For the period of conversion of 2012, the conversion price has been set at the average closing price of the share traded in the CSE 30 trading days prior to the start of each period of conversion. For the conversion periods of 2013, the conversion price has been set at the average closing price of the bank’s share trading in the CSE 30 days prior start of each period of conversion minus 5%. For the conversion periods of 2014, the conversion price has been set at the average closing price of the bank’s share trading in the CSE 30 days prior start of each period of conversion minus 15%.

The Bank has the right for an early acquisition of the Convertible Bond as a whole and not part of it, cash, in its nominal value together with any earned interests on June 30, 2015 or any interest payment date that follows, after the Central Bank of Cyprus approval.

The Convertible Bonds that will be acquired by the Company will be cancelled and the Company ceases to have any obligations in relation to this.

The Board of Directors is authorized to take all necessary measures for the offer and issue of Convertible Bonds, as well as the setting of all other issue terms.

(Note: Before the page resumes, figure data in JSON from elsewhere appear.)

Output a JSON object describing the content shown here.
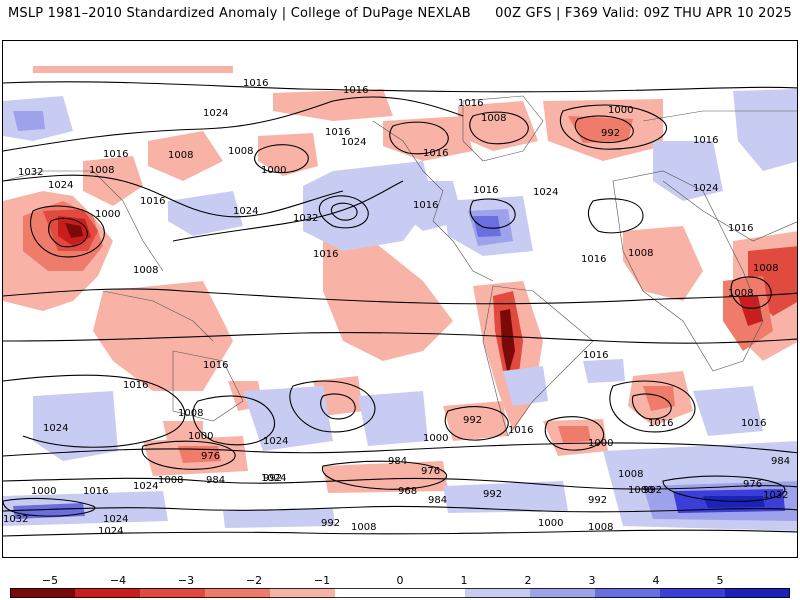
{
  "header": {
    "title_left": "MSLP 1981–2010 Standardized Anomaly | College of DuPage NEXLAB",
    "title_right": "00Z GFS | F369 Valid: 09Z THU APR 10 2025"
  },
  "colorbar": {
    "ticks": [
      "−5",
      "−4",
      "−3",
      "−2",
      "−1",
      "0",
      "1",
      "2",
      "3",
      "4",
      "5"
    ],
    "colors": [
      "#7a0a0a",
      "#c81e1e",
      "#e04a3f",
      "#ef7b6b",
      "#f8b3a6",
      "#ffffff",
      "#ffffff",
      "#c9ccf2",
      "#9ea2ea",
      "#6a6fe0",
      "#3a3fd8",
      "#1a22b8"
    ]
  },
  "map": {
    "contour_labels": [
      "1016",
      "1016",
      "1016",
      "1000",
      "1008",
      "992",
      "1016",
      "1024",
      "1008",
      "1032",
      "1024",
      "1008",
      "1016",
      "1000",
      "1016",
      "1032",
      "1024",
      "1008",
      "1016",
      "1024",
      "1016",
      "1016",
      "1000",
      "1024",
      "1016",
      "1016",
      "1008",
      "1008",
      "1008",
      "1008",
      "1016",
      "1016",
      "1024",
      "1016",
      "1016",
      "1008",
      "1016",
      "1000",
      "1024",
      "976",
      "984",
      "1008",
      "992",
      "1000",
      "1024",
      "992",
      "984",
      "976",
      "968",
      "984",
      "992",
      "1000",
      "992",
      "1000",
      "1008",
      "1016",
      "1016",
      "1024",
      "992",
      "1032",
      "1000",
      "984",
      "976",
      "1016",
      "1000",
      "1024",
      "1008",
      "1016",
      "1024",
      "1032",
      "1008",
      "992",
      "1024"
    ]
  }
}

In addition, the Board of Directors is authorized – if deemed necessary taking into account the prevailing conditions before the approval of the issue by the competent authorities – to change the issue terms of the Convertible Bonds as to the interest rate and to increase or decrease it by up to 1%, as well as to change the conversion price by up to 10%.

Pursuant to the provisions of article 60B(5) of the Companies’ Law Chapter 113 and taking into account the Articles of Association, the existing shareholders disclaim their preference rights in relation to the above issue of Convertible Bonds that will remain indisposed after the offer of the Convertible Bonds.

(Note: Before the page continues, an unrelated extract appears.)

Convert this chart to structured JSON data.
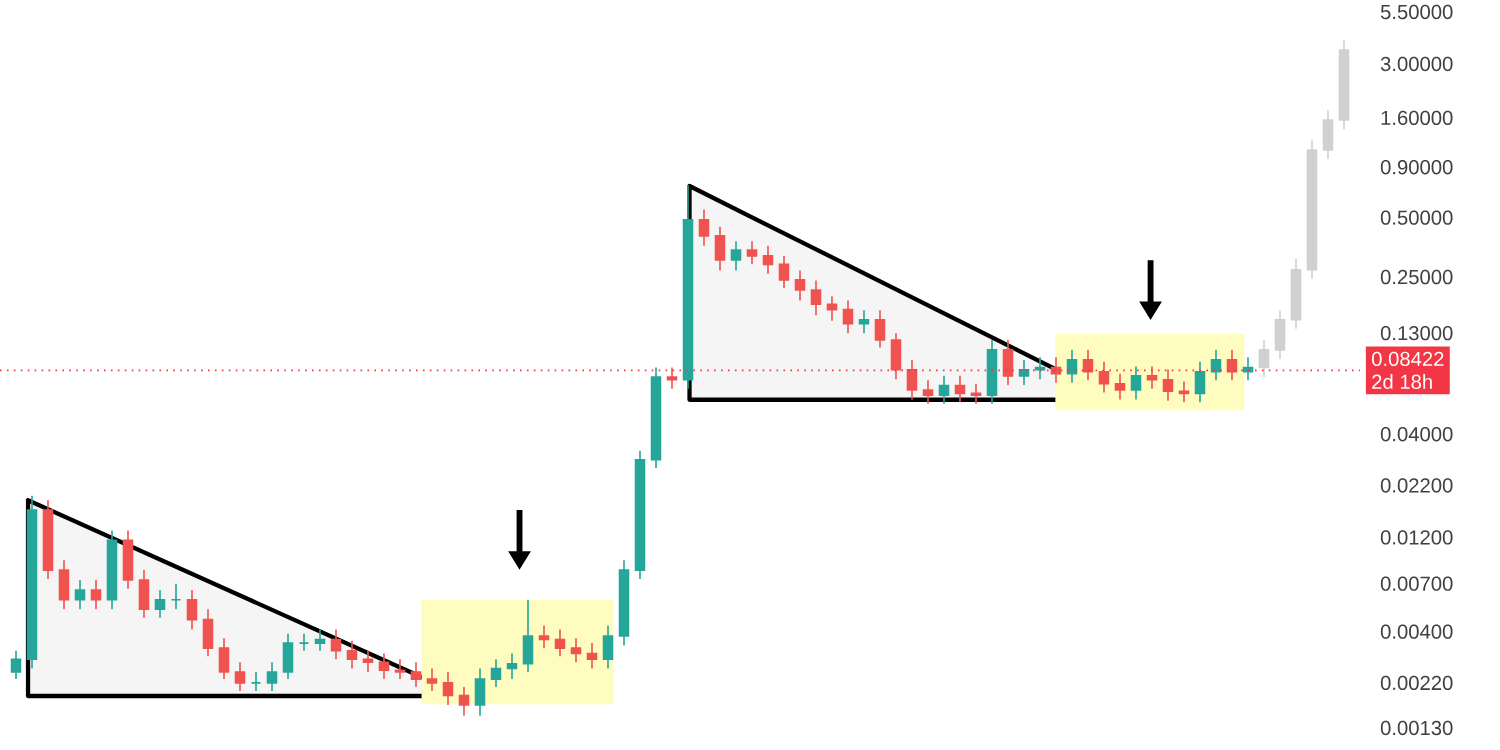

The Board of Directors is authorized to cooperate with the external consultants of the Company in the submission of an application to the CSE and the preparation of the relevant Prospectus for the issue, allocation and listing of the Convertible Bond and the shares that will emerge and will rank pari passu with the existing shares, pursuant to the relevant law and regulations.

Further to the approval of the aforementioned resolutions, the Bank will take all necessary measures to secure the approvals for the offer and the listing of Rights and the Convertible Bonds in the CSE, which include approvals of the a) the Prospectus by the SEC, b) the application for the listing of securities by the CSE. Given that the necessary approvals will be secured, the Convertible Bonds and the Rights as well as the new shares that will result will be listed in the CSE.

The nominal capital of the Bank will remain at €85,500,000 divided into 150,000,000 ordinary shares of nominal value €0.57 each.

We also wish to inform you that after the end of the EGM, the Board of Directors held a meeting and decided to issue Non-Convertible Bonds of 10-year duration of total value of up to €8,000,000 which will be offered with private placement to a limited number of persons who will submit an application of at least €100,000 each. The issue terms will be subject to the Central Bank’s approval. With the issue of bonds, the relevant applications for their listing in the CSE will be submitted to the CSE and the SEC.